Endlich verstehen Wie entsteht ein Blitz? Verständlich erklärt

Wie entsteht ein Blitz?
Gewitter können eine gewaltige Kraft entfalten, wenn riesige Funken aus dem Himmel schießen. Doch wie entsteht ein Blitz? Die Ursache liegt in einer enormen Spannung, die sich zuvor zwischen Wolke und Erde aufgebaut hat
© robertharding / Mike Hollingshead / mauritius images
Rund 100 Blitze durchzucken sekündlich die Atmosphäre. Doch wie kommt es zu dem Himmelsleuchten, wie entsteht ein Blitz? Und warum folgt auf jedes dieser grellen Lichter ein Donner? Die Antwort verbirgt sich in winzigen Teilchen, aus denen Gewitterwolken bestehen

Für einen Augenblick lassen sie die Nacht taghell erstrahlen. Danach herrscht dunkle Stille. Und plötzlich folgt ein gewaltiges Donnergrollen: Blitze haben etwas Dramatisches an sich. Und jede Sekunde durchzucken weltweit schätzungsweise 100 dieser Himmelsfunken die Atmosphäre. Kein Wunder, dass die Lichterzungen Menschen seit jeher faszinieren. Lange sprach man ihnen etwas Übernatürliches zu. In der griechischen Mythologie etwa herrschte Göttervater Zeus über das Wettergeschehen und schleuderte zornige Blitze gen Erde. Dem Glauben der Kelten nach schwang Thor den Donnerkeil. Und in der vedischen Religion Indiens war es Indra, der höchste aller Götter, der die Blitze lenkte.

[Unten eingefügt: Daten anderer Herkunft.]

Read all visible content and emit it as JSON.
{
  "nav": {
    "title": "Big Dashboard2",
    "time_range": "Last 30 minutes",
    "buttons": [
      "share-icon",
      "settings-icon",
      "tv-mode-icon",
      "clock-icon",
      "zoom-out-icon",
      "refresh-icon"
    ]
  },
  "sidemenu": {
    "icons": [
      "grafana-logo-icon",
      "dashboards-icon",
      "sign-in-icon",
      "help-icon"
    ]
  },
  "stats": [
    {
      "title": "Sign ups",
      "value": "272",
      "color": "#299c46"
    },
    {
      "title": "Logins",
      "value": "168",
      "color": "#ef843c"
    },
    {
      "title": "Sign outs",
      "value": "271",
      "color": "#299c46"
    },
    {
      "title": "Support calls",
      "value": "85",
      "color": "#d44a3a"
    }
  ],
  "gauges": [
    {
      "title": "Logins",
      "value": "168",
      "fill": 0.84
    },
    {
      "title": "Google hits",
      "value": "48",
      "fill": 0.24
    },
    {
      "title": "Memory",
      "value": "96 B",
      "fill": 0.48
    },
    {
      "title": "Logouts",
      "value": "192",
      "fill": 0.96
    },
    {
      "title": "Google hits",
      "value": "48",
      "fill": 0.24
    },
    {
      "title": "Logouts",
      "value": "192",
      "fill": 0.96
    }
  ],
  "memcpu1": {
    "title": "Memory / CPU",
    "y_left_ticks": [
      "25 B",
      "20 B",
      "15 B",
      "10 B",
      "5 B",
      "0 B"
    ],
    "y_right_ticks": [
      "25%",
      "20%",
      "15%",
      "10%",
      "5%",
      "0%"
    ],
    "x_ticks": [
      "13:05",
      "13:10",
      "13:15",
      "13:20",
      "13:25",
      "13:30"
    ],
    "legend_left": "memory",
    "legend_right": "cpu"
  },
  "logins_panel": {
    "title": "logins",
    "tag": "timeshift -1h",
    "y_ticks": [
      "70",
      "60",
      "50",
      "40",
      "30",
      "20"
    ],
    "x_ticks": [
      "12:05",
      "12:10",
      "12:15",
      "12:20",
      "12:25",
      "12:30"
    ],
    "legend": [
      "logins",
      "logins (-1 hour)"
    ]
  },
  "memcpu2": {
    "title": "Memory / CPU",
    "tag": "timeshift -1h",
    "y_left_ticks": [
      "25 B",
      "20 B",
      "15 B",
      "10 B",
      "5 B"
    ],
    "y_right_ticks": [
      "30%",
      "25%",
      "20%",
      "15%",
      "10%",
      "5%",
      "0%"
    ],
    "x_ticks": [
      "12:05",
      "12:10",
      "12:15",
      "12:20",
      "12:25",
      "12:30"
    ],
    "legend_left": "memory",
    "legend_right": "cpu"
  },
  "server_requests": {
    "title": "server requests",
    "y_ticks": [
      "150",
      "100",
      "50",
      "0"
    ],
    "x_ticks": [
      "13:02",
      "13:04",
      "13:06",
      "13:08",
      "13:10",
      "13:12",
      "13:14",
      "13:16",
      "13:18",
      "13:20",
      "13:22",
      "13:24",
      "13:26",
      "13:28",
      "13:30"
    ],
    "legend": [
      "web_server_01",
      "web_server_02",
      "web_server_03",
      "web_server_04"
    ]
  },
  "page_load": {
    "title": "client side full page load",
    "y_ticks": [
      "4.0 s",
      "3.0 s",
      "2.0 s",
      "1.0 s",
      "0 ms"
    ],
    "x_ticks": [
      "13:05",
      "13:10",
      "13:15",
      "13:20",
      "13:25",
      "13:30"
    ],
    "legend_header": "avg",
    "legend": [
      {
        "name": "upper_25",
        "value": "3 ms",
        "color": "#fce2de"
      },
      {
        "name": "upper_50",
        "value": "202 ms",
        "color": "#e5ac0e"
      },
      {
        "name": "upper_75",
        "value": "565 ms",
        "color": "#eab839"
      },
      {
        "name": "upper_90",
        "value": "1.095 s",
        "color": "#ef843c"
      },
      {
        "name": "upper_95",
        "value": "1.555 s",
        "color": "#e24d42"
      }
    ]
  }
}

Heute findet sich freilich eine profanere – und doch äußerst faszinierende – Erklärung für die grellen Himmelserscheinungen. Um zu verstehen, wie ein Blitz entsteht, muss man in eine Gewitterwolke und schließlich in die Welt der kleinsten Teilchen eintauchen. Es ist eine Reise zwischen Himmel und Erde. In deren Verlauf baut sich eine übergroße Spannung auf, die sich dann wortwörtlich "blitzartig" entlädt und dabei riesige Energiemengen freisetzt.

Doch wie entsteht ein Blitz? Verantwortlich für die Riesenfunken sind gewaltige Spannungen

Wolken setzen sich aus einer Myriade winziger Wassertropfen und Eiskristalle zusammen. Mitunter formen die so luftig erscheinenden Gebilde gigantische Strukturen – typische Gewitterwolken etwa sind rund fünf Kilometer breit und türmen sich mehr als zehn Kilometer in die Höhe. 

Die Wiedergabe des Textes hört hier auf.